Par Ondine Delauynay

Jeudi 29 septembre, l’Ordre des avocats au barreau de Paris organisait une journée de réflexion, visant à cibler les difficultés liées à la collaboration libérale et à faire émerger des propositions concrètes à mettre en oeuvre pour faire évoluer le contrat de collaboration.

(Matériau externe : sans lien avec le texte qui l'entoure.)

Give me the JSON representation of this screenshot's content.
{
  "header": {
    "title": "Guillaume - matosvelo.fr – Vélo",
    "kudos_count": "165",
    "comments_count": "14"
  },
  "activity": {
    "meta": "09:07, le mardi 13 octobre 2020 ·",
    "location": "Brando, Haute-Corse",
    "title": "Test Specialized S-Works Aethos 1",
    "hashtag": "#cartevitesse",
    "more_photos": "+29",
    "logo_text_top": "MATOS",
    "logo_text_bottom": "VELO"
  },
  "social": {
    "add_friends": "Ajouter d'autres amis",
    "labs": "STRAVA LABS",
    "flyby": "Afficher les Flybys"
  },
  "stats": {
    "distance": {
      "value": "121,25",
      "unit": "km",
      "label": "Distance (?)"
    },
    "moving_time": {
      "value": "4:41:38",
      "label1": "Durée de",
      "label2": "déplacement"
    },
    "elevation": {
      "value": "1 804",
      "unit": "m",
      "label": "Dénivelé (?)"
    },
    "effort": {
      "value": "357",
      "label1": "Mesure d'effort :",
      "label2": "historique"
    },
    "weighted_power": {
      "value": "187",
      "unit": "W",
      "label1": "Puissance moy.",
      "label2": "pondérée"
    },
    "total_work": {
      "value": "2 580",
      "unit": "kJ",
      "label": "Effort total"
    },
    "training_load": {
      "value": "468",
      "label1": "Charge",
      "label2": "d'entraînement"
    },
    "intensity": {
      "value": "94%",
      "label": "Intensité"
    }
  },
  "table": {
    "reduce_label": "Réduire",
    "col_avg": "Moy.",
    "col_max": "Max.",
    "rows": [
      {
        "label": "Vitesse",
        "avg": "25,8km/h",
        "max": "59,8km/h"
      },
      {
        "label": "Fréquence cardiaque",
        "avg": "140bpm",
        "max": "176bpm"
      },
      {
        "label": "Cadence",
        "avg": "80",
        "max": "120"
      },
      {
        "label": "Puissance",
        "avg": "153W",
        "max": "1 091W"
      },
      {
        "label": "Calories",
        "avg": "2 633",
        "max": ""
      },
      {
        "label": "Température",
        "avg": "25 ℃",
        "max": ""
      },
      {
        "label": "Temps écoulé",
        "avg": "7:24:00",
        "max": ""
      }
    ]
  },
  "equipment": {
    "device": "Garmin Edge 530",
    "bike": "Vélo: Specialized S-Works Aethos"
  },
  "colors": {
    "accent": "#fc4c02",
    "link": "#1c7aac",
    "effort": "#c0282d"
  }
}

C’est devant une salle du Palais des Congrès de Paris assez parsemée, grève des transports oblige, que les représentants de l’Ordre du barreau de Paris se sont livrés à la restitution des ateliers, débats et propositions formulées durant la matinée. Neuf ateliers ont été présentés, centrés autour de trois thématiques principales : le bien-être au travail, l’égalité et la lutte contre le harcèlement et les discriminations, ainsi que le recrutement, l’évolution et l’association. De cet exercice qualifié « d’inédit » par la bâtonnière, Julie Couturier, qui en avait d’ailleurs fait une promesse de campagne, la volonté a été clairement affichée de mettre de côté les tabous et les non-dits. « Nous avons placé le débat sous le signe de l’intelligence collective, toutes les opinions ont leur place pour engager le changement », a introduit la bâtonnière. S’en sont suivis des constats déjà soulevés, mais non moins alarmants : la génération d’avocats ayant moins de dix ans de barre est en recherche d’autonomie, de parcours non linéaires. Leur ambition personnelle est mise au service du collectif et s’ils ne remettent pas en cause l’autorité, celle-ci doit néanmoins s’accompagner d’une légitimité intellectuelle et professionnelle. Environ 25 % d’entre eux abandonnent la robe avant la fin de leur première décennie d’exercice. Et, de fait, les cabinets ont les plus grandes peines à attirer et recruter des jeunes avocats. « Le prestige d’exercer en cabinet s’est un peu amoindri face au monde de l’entreprise », a-t-il été noté. « L’entrepreneuriat, qui est une valeur forte de notre métier, est aujourd’hui concurrencé par d’autres filières où l’entrepreneuriat existe aussi », a-t-on entendu du représentant de l’ACE. Et surtout, la mobilité ne fait plus peur. Des passerelles ont été créées entre les différents métiers du droit – et pas uniquement avec les juristes en entreprise – que les jeunes n’hésitent plus à utiliser dans leur carrière.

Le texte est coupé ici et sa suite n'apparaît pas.